Handling big data in any organisation can at first seem daunting. Not to mention the responsibilities that come with dealing with the vast amount of information contained within it. Naturally, the storage of big data can be a challenge in terms of security for many reasons because the amount of data stored have a direct effect on the consequences of a breach, but it also influences the strategic and tactical approaches that should be taken to ensure compliance and privacy. But it needn’t cause headache.

When producing information for big data, organisations have to ensure that they have the right balance between utility of the data and privacy. This follows a process of anonymising the data, encrypting it, putting proper access control in place with security monitoring, risk assessment and making sure storage complies with local regulations.

Anonymising Data

Before the data is stored, it should be adequately anonymised, which involves removing any unique identifier for a user. This in itself can be a security challenge, as removing unique identifiers might not be enough to guarantee that the data will remain anonymous. The anonymised data could be could be cross-referenced with other available data following de-anonymisation techniques. Therefore, it should also be encrypted.


Both the raw data and the outcome from analytics should be adequately protected with encryption. In the case of cloud services, data cannot be sent encrypted by the users if the cloud needs to perform operations over the data. A solution for this is to use “Fully Homomorphic Encryption” (FHE), which allows data stored in the cloud to perform operations over the encrypted data so that new encrypted data will be created. In addition, protect communications: data in transit should be adequately protected to ensure its confidentiality and integrity.

Access Control & Security Monitoring

Adequate access control mechanisms will also be key in protecting the data. Access control has traditionally been provided by operating systems or applications restricting access to the information, which typically exposes all the information if the system or application is hacked. A better approach is to protect the information using encryption that only allows decryption if the entity trying to access the information is authorised by an access control policy.

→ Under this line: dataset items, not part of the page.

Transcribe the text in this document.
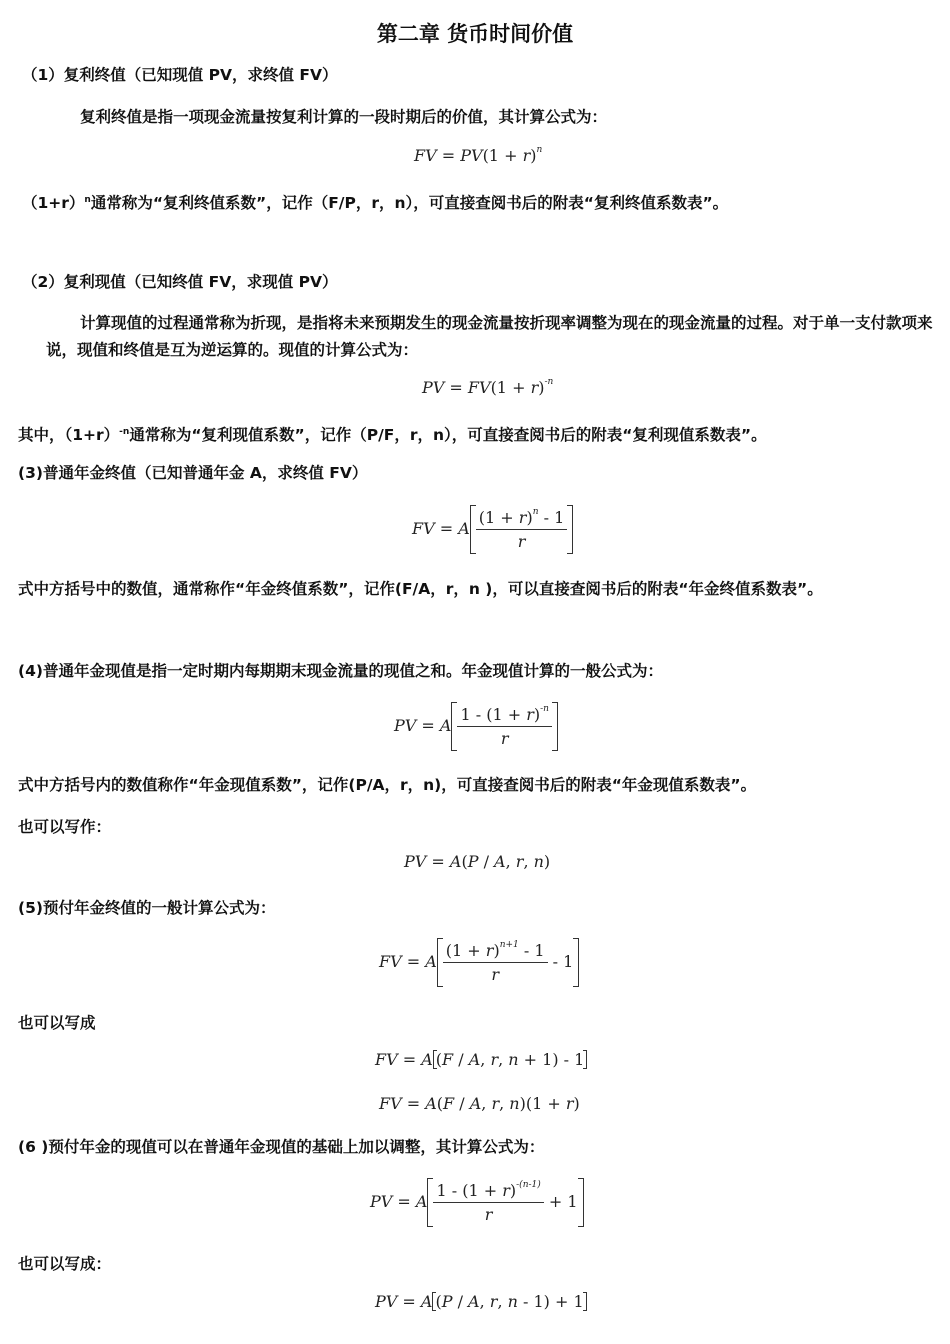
第二章 货币时间价值
（1）复利终值（已知现值 PV，求终值 FV）
复利终值是指一项现金流量按复利计算的一段时期后的价值，其计算公式为：
FV = $PV(1 + r)^n$
$(1+r)^n$通常称为“复利终值系数”，记作（F/P，r，n），可直接查阅书后的附表“复利终值系数表”。
（2）复利现值（已知终值 FV，求现值 PV）
计算现值的过程通常称为折现，是指将未来预期发生的现金流量按折现率调整为现在的现金流量的过程。对于单一支付款项来说，现值和终值是互为逆运算的。现值的计算公式为：
PV = $FV(1 + r)^{-n}$
其中，$(1+r)^{-n}$通常称为“复利现值系数”，记作（P/F，r，n），可直接查阅书后的附表“复利现值系数表”。
(3)普通年金终值（已知普通年金 A，求终值 FV）
FV = A $\frac{(1 + r)^n - 1}{r}$
式中方括号中的数值，通常称作“年金终值系数”，记作(F/A，r，n )，可以直接查阅书后的附表“年金终值系数表”。
(4)普通年金现值是指一定时期内每期期末现金流量的现值之和。年金现值计算的一般公式为：
PV = A $\frac{1 - (1 + r)^{-n}}{r}$
式中方括号内的数值称作“年金现值系数”，记作(P/A，r，n)，可直接查阅书后的附表“年金现值系数表”。
也可以写作：
PV = A(P / A, r, n)
(5)预付年金终值的一般计算公式为：
FV = A $\frac{(1 + r)^{n+1} - 1}{r} - 1$
也可以写成
FV = A (F / A, r, n + 1) - 1
FV = A(F / A, r, n)(1 + r)
(6 )预付年金的现值可以在普通年金现值的基础上加以调整，其计算公式为：
PV = A $\frac{1 - (1 + r)^{-(n-1)}}{r} + 1$
也可以写成：
PV = A (P / A, r, n - 1) + 1
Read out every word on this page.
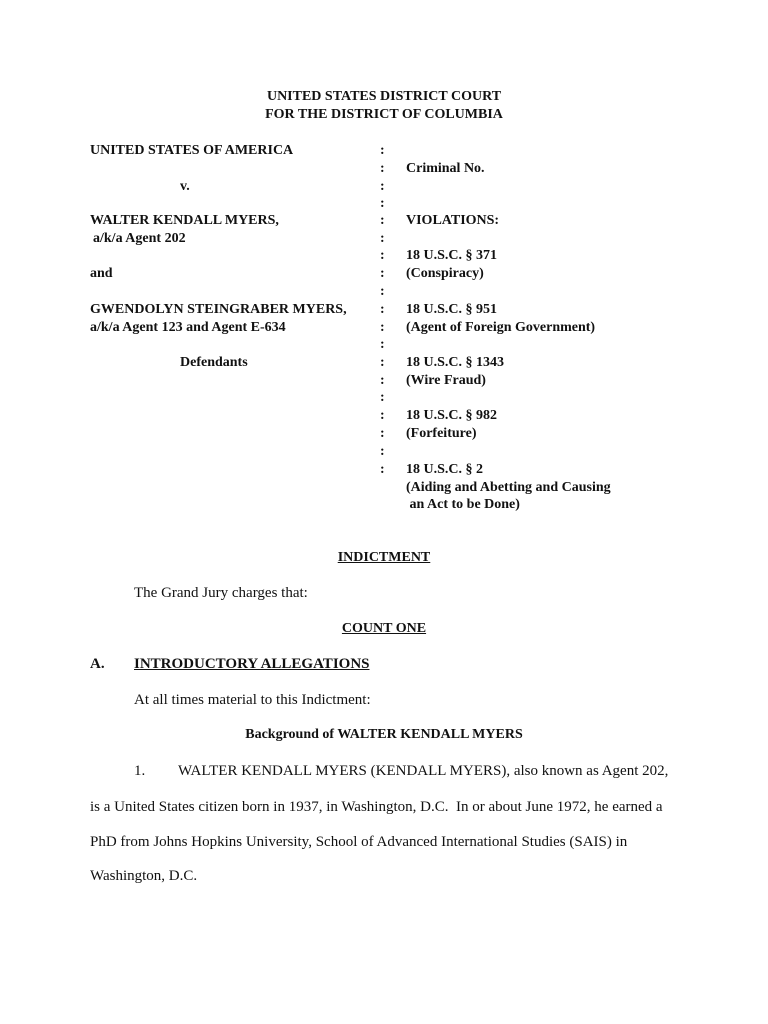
UNITED STATES DISTRICT COURT
FOR THE DISTRICT OF COLUMBIA
UNITED STATES OF AMERICA
v.
WALTER KENDALL MYERS,
a/k/a Agent 202
and
GWENDOLYN STEINGRABER MYERS,
a/k/a Agent 123 and Agent E-634
Defendants
:
:
:
:
:
:
:
:
:
:
:
:
:
:
:
:
:
:
:
Criminal No.
VIOLATIONS:
18 U.S.C. § 371
(Conspiracy)
18 U.S.C. § 951
(Agent of Foreign Government)
18 U.S.C. § 1343
(Wire Fraud)
18 U.S.C. § 982
(Forfeiture)
18 U.S.C. § 2
(Aiding and Abetting and Causing
an Act to be Done)
INDICTMENT
The Grand Jury charges that:
COUNT ONE
A. INTRODUCTORY ALLEGATIONS
At all times material to this Indictment:
Background of WALTER KENDALL MYERS
1. WALTER KENDALL MYERS (KENDALL MYERS), also known as Agent 202,
is a United States citizen born in 1937, in Washington, D.C.  In or about June 1972, he earned a
PhD from Johns Hopkins University, School of Advanced International Studies (SAIS) in
Washington, D.C.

One problem that may need to be overcome is that software commonly used to store big data, such as Hadoop, doesn’t always come with user authentication by default. This makes the issue of access control trickier, as a default installation would leave the information open to unauthenticated users. By using real-time security monitoring, access to the data is monitored and threat intelligence applied in order to prevent unauthorised access to the data.

Risk Assessment & Compliance

Organisations should run a risk assessment over collected data and consider if they collect customer information that should be kept private to establish adequate policies that protect the data and clients’ right to privacy. They should also carefully account for regional laws around handling customer data, such as the EU Data Directive.

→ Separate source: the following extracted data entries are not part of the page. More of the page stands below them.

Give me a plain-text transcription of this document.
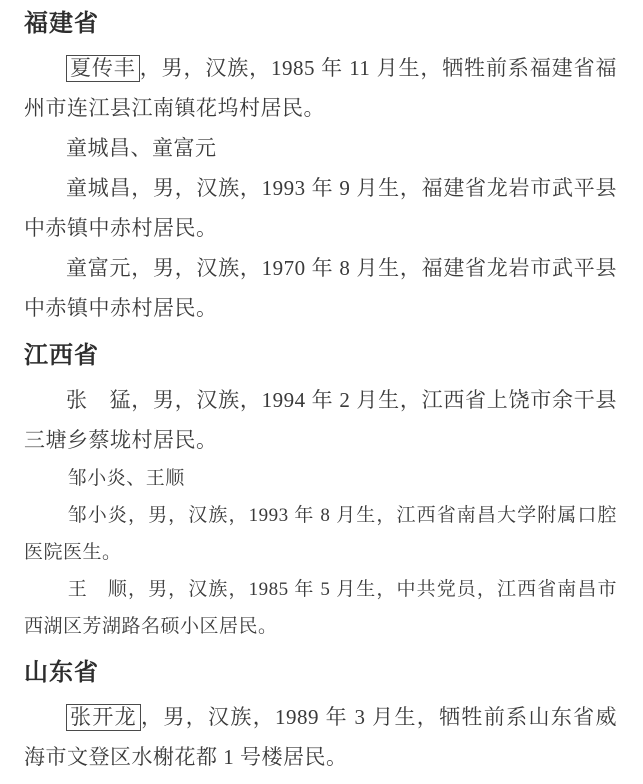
福建省

夏传丰 ，男，汉族，1985 年 11 月生，牺牲前系福建省福州市连江县江南镇花坞村居民。

童城昌、童富元

童城昌，男，汉族，1993 年 9 月生，福建省龙岩市武平县中赤镇中赤村居民。

童富元，男，汉族，1970 年 8 月生，福建省龙岩市武平县中赤镇中赤村居民。

江西省

张　猛，男，汉族，1994 年 2 月生，江西省上饶市余干县三塘乡蔡垅村居民。

邹小炎、王顺

邹小炎，男，汉族，1993 年 8 月生，江西省南昌大学附属口腔医院医生。

王　顺，男，汉族，1985 年 5 月生，中共党员，江西省南昌市西湖区芳湖路名硕小区居民。

山东省

张开龙 ，男，汉族，1989 年 3 月生，牺牲前系山东省威海市文登区水榭花都 1 号楼居民。
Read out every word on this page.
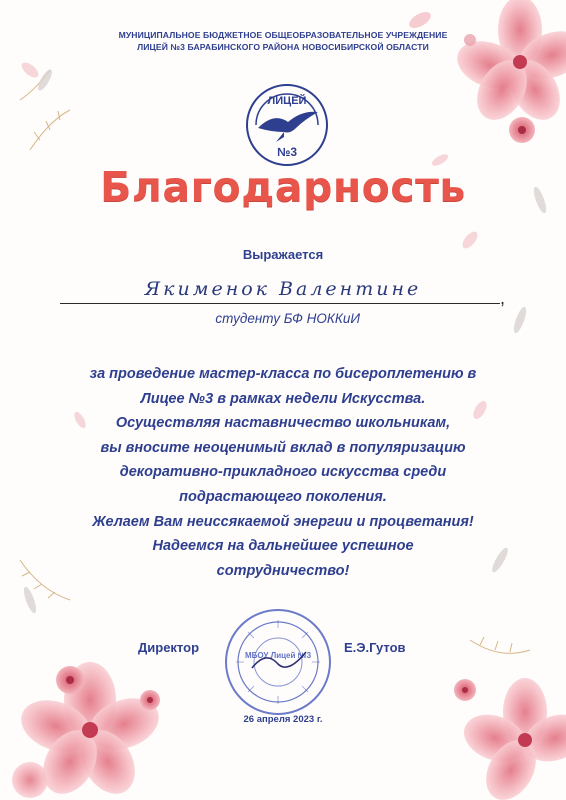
МУНИЦИПАЛЬНОЕ БЮДЖЕТНОЕ ОБЩЕОБРАЗОВАТЕЛЬНОЕ УЧРЕЖДЕНИЕ
ЛИЦЕЙ №3 БАРАБИНСКОГО РАЙОНА НОВОСИБИРСКОЙ ОБЛАСТИ
ЛИЦЕЙ
№3
Благодарность
Выражается
Якименок Валентине	,
студенту БФ НОККиИ
за проведение мастер-класса по бисероплетению в
Лицее №3 в рамках недели Искусства.
Осуществляя наставничество школьникам,
вы вносите неоценимый вклад в популяризацию
декоративно-прикладного искусства среди
подрастающего поколения.
Желаем Вам неиссякаемой энергии и процветания!
Надеемся на дальнейшее успешное
сотрудничество!
Директор
МБОУ Лицей №3
Е.Э.Гутов
26 апреля 2023 г.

If the data is shared with other organisations, then it should be considered how this is done. Deliberately released data that turns out to infringe on privacy can have a huge impact on an organisation from a reputational and economic point of view. Anyone using third party cloud providers to store or process data needs to ensure that providers comply with regulations.

The main challenge introduced by big data is how to identify sensitive pieces of information that are stored within the unstructured data set, so it is crucial to bear in mind that security is a process, not a product. Therefore, organisations using big data will need to introduce adequate processes and apply traditional information lifecycle management that helps them balance effectively managing and protecting the data, as well as their customers’ privacy.